What to look for and what you can do
These scams are so realistic and effective that taking time to look below the surface is a critical first step with any and all emails! Approach all communications with a critical eye: Does something about an email, a follow-up call or anything else related to a transaction request seem even a little bit “off?” Or do you suspect (now having read these warnings) that an email could be from someone other than an actual client? If your instincts are telling you that something’s not quite right, contact the client to confirm that he or she sent the email.
Protecting client assets—and yourself
Here’s a good reminder for us all: Never act solely on instructions emailed from a client for disbursements, bank account changes or address changes without the client’s verbal confirmation. Be sure to call the client at a number you know is valid or speak with them in person.

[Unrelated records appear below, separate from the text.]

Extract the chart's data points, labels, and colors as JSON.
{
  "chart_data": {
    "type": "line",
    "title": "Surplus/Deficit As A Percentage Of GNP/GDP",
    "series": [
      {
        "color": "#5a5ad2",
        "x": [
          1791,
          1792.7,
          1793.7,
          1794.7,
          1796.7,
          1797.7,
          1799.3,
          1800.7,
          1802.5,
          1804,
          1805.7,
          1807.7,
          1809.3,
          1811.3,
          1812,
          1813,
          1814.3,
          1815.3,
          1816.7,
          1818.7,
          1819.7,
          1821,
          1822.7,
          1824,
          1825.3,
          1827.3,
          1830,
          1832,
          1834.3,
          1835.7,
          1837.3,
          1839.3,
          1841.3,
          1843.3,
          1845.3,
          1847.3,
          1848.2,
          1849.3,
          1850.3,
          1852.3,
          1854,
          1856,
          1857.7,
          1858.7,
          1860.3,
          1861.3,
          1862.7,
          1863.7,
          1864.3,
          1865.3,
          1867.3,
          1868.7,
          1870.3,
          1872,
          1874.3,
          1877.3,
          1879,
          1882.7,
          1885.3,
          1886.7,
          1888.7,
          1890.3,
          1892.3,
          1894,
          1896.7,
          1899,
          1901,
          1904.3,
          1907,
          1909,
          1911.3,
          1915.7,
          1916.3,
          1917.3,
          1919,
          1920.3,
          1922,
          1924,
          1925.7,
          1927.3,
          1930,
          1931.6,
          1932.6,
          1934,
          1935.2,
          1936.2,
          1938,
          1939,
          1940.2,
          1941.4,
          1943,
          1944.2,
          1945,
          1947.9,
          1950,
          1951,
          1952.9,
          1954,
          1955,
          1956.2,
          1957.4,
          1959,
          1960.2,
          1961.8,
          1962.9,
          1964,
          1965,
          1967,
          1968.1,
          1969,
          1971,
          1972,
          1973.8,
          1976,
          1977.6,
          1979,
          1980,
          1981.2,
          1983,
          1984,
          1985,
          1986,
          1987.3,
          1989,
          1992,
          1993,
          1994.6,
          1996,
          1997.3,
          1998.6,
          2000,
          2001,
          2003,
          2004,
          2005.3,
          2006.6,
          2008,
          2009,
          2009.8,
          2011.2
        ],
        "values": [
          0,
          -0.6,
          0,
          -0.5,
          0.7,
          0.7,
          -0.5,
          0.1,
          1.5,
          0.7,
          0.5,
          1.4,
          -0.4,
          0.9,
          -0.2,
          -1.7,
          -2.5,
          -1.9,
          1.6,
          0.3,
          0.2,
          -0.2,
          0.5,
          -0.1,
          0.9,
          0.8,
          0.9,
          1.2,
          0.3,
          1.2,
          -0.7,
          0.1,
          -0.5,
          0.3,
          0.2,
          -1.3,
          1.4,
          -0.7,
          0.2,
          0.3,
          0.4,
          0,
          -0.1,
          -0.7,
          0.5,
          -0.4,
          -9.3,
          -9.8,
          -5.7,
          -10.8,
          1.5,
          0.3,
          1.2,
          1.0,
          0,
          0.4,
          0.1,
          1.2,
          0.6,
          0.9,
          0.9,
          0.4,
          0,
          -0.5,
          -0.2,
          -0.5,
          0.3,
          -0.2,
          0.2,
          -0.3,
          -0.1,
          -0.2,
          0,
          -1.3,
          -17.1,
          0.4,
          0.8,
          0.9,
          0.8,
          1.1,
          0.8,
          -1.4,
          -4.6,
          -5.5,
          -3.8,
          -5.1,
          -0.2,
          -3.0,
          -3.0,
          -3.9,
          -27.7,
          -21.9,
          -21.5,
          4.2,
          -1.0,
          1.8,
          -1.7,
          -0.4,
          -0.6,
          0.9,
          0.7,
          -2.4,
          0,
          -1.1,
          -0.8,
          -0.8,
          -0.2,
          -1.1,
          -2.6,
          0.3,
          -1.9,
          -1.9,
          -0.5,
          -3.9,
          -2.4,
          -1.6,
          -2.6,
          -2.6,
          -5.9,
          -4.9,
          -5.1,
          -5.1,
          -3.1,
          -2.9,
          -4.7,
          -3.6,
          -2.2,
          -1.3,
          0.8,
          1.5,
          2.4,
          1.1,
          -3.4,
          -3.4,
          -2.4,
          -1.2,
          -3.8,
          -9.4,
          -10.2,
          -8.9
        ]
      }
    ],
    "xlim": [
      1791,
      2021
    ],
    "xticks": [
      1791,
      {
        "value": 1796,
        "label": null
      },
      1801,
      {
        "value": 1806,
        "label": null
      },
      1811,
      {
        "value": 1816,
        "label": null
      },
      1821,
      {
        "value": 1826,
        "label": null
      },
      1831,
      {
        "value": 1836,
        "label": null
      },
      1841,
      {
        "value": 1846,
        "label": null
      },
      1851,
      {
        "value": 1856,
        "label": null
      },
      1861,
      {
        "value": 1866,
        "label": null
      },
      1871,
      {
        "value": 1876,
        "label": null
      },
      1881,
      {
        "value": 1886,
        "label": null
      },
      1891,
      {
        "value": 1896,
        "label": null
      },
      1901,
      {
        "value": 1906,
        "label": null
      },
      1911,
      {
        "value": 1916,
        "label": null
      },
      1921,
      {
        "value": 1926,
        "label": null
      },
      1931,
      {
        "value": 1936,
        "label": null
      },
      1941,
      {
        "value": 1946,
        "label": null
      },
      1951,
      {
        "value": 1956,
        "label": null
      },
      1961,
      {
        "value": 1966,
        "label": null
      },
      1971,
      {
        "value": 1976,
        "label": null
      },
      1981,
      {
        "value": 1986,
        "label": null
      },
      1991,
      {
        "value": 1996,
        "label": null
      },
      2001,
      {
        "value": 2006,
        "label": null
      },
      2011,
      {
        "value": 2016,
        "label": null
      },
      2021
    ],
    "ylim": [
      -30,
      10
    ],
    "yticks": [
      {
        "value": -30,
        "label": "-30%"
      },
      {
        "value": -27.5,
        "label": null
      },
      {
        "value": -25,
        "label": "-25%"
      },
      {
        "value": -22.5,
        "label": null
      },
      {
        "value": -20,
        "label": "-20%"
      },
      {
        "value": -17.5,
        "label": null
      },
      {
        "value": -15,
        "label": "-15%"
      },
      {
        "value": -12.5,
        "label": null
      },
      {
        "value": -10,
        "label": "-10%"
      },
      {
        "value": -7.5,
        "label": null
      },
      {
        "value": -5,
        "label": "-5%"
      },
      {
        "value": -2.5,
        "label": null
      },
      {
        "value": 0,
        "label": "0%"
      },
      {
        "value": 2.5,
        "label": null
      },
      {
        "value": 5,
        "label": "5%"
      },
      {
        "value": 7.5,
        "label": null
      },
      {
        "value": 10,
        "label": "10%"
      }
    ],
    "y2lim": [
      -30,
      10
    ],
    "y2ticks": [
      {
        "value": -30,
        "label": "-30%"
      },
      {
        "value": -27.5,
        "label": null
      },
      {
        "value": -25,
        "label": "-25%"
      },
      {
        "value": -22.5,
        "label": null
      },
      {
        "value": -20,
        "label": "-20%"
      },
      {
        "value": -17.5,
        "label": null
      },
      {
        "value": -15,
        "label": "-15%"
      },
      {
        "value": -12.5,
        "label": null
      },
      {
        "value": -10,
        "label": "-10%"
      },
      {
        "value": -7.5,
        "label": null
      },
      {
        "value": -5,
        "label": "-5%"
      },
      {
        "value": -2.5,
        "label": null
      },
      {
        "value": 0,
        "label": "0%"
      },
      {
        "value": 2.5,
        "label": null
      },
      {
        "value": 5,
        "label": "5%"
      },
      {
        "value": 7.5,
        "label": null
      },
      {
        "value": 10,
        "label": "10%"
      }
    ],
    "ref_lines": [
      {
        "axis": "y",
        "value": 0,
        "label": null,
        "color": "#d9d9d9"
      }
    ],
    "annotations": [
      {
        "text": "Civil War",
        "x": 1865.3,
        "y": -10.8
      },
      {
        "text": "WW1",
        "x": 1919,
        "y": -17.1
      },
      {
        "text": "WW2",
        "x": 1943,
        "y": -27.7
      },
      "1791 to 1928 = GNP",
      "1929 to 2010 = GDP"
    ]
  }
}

There are a handful of best practices that will help safeguard clients’ assets from email phishing/spear-phishing schemes, not to mention protecting the integrity of your own processes and helping to avoid potential regulatory issues and penalties.
Follow your gut—and follow through
- Thoroughly read and examine every email you receive. Take time to take a second or third look.
- If you question even small details about the look or tone of an email, contact your client to verify the email’s authenticity.
Ryan Schwoebel, Manager, Special Investigative Unit and Anti-Money Laundering
For Financial Professional Use Only. Not for Use With Consumers.